前回、短編として投稿した「星の明かりに映るキミ」の続きです。前回は大ボリュームを一度に投稿しましたが、今回からは少しずつ書き進めて、こまめに投稿しようと思います。

短編の方を読んだ後、この「連載版」を読まれることを強くオススメします。キャラ設定や世界観がよくわからなくなってしまう可能性しかありませんので。

 翌日。 昨日は皆で九時くらいまで騒いでいたが、生憎、翌日も普通に学校があった。

 「おはよう、麻紀、まつり」

 「あ、亜香里。 おはよう」

 「おはよー、あかり」

 教室に入ると、すでに教室の最前列にある茉莉の机で、麻紀と茉莉、そしてもう一人、見慣れぬ男子生徒が談笑していた。 その見知らぬ男子生徒は、長身で顔も小さく、どことなく王子様のようなオーラを発していた。

 「やあ、亜香里お嬢様。 今日も麗しいね」

 「え、ええと、どなたさま?」

 彼は亜香里の目の前にひざまずき、亜香里の手を取って話しかけた。 しかし亜香里はあっさりとその手を払いのけた。 彼は悲しそうな笑顔を浮かべ、やれやれ、とため息をついた。

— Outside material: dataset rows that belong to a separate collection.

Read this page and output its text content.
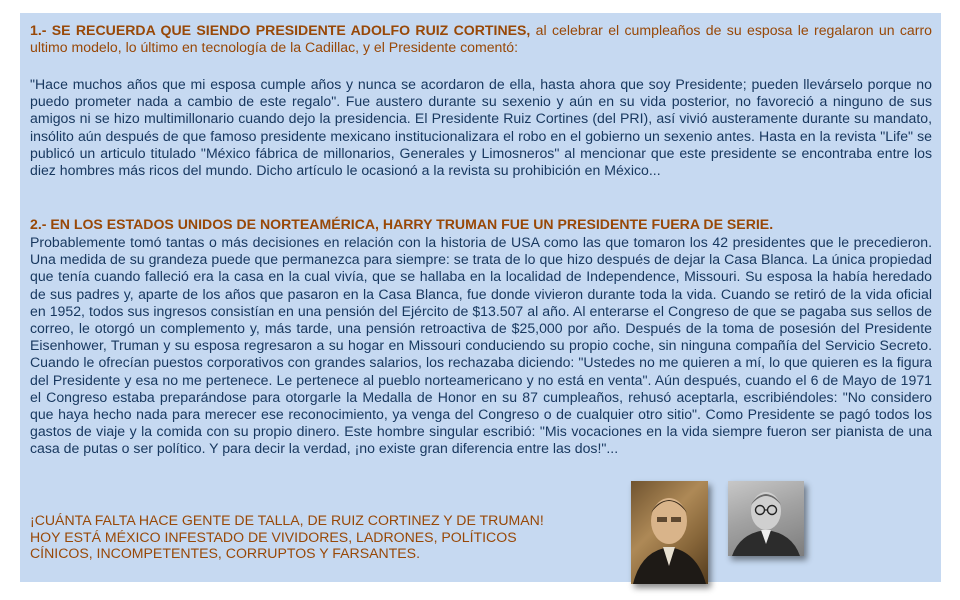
1.- SE RECUERDA QUE SIENDO PRESIDENTE ADOLFO RUIZ CORTINES, al celebrar el cumpleaños de su esposa le regalaron un carro ultimo modelo, lo último en tecnología de la Cadillac, y el Presidente comentó:

"Hace muchos años que mi esposa cumple años y nunca se acordaron de ella, hasta ahora que soy Presidente; pueden llevárselo porque no puedo prometer nada a cambio de este regalo". Fue austero durante su sexenio y aún en su vida posterior, no favoreció a ninguno de sus amigos ni se hizo multimillonario cuando dejo la presidencia. El Presidente Ruiz Cortines (del PRI), así vivió austeramente durante su mandato, insólito aún después de que famoso presidente mexicano institucionalizara el robo en el gobierno un sexenio antes. Hasta en la revista "Life" se publicó un articulo titulado "México fábrica de millonarios, Generales y Limosneros" al mencionar que este presidente se encontraba entre los diez hombres más ricos del mundo. Dicho artículo le ocasionó a la revista su prohibición en México...

2.- EN LOS ESTADOS UNIDOS DE NORTEAMÉRICA, HARRY TRUMAN FUE UN PRESIDENTE FUERA DE SERIE.

Probablemente tomó tantas o más decisiones en relación con la historia de USA como las que tomaron los 42 presidentes que le precedieron. Una medida de su grandeza puede que permanezca para siempre: se trata de lo que hizo después de dejar la Casa Blanca. La única propiedad que tenía cuando falleció era la casa en la cual vivía, que se hallaba en la localidad de Independence, Missouri. Su esposa la había heredado de sus padres y, aparte de los años que pasaron en la Casa Blanca, fue donde vivieron durante toda la vida. Cuando se retiró de la vida oficial en 1952, todos sus ingresos consistían en una pensión del Ejército de $13.507 al año. Al enterarse el Congreso de que se pagaba sus sellos de correo, le otorgó un complemento y, más tarde, una pensión retroactiva de $25,000 por año. Después de la toma de posesión del Presidente Eisenhower, Truman y su esposa regresaron a su hogar en Missouri conduciendo su propio coche, sin ninguna compañía del Servicio Secreto. Cuando le ofrecían puestos corporativos con grandes salarios, los rechazaba diciendo: "Ustedes no me quieren a mí, lo que quieren es la figura del Presidente y esa no me pertenece. Le pertenece al pueblo norteamericano y no está en venta". Aún después, cuando el 6 de Mayo de 1971 el Congreso estaba preparándose para otorgarle la Medalla de Honor en su 87 cumpleaños, rehusó aceptarla, escribiéndoles: "No considero que haya hecho nada para merecer ese reconocimiento, ya venga del Congreso o de cualquier otro sitio". Como Presidente se pagó todos los gastos de viaje y la comida con su propio dinero. Este hombre singular escribió: "Mis vocaciones en la vida siempre fueron ser pianista de una casa de putas o ser político. Y para decir la verdad, ¡no existe gran diferencia entre las dos!"...

¡CUÁNTA FALTA HACE GENTE DE TALLA, DE RUIZ CORTINEZ Y DE TRUMAN!
HOY ESTÁ MÉXICO INFESTADO DE VIVIDORES, LADRONES, POLÍTICOS
CÍNICOS, INCOMPETENTES, CORRUPTOS Y FARSANTES.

 「つれないなあ。 いつも顔を合わせているじゃないか。 この教室で、僕はいつも君のことを見ているというのに」

 「いや、流石にクラスメートの顔と名前は全部一致するけれど、私、あなたみたいな方は存じ上げないわ」

 「ははは、片思いとは、こんなにもつらいんだな」

 こんな会話が繰り広げられている横で、麻紀と茉莉はクスクスと笑っていた。

 「ちょっとあなたたち、なんで笑っているのよ。 この人だ誰? あなたたちの知り合い?」

 麻紀は王子様のような男子生徒を、少し弁護してあげた。

 「あはは、亜香里、本当に彼の言っていることは本当だよ。 毎日亜香里と顔を合わせて楽しそうにしゃべっているし、授業中は亜香里のことをずっと見ている人、だよ」

 「嘘、そんな人思いつかないわ」

 謎の男子生徒は首を振りながら立ち上がり、楽しそうに言った。

 「あんまり亜香里お嬢様をいじめるのは心が苦しいから、ここらで種明かしをしようか。 ほら、亜香里お嬢様、いや、あかりん、これを見てごらん」

 そう言うと、彼は自分の右目の近くにある泣きぼくろを指さした。

 「その泣きぼくろ……そして「あかりん」っていう呼び方……」

 ようやく亜香里は何かに気づき、少し警戒心を解いた。

 「そう、あかりん。 僕は、愛しいあかりんの後ろの席の、佐倉薫(さくら・かおり)だよ。 まあ、男になっている時は、漢字は一緒でも「かおる」って呼んでもらっているけれどね」

 亜香里は、ふう、とため息をついて、茉莉の隣の席に自分のカバンをおろした。

 「なんだ、かおりんだったのね。 いや、かおるん、かしら」

 「できればかおるんだと助かるよ」

 「わかったわ、かおるん」

 亜香里がそう呼ぶと、薫は胸を抑えて天を仰ぎ見た。

 「あかりんにそう呼んでもらえるなんて、なんという至福! ああ!」

 「男でも女でも、あなたはちょっとうるさいわね」



 佐倉(かおり/かおる)。 「性別反転」という異能力を持ち、いつどんな時でも自分の性別を変更し、容姿を切り替えることが出来る。 もっとも、服装は自動では切り替わらないので、人目につかない場所で性別を切り替え、そして服も着替える必要があるらしいが。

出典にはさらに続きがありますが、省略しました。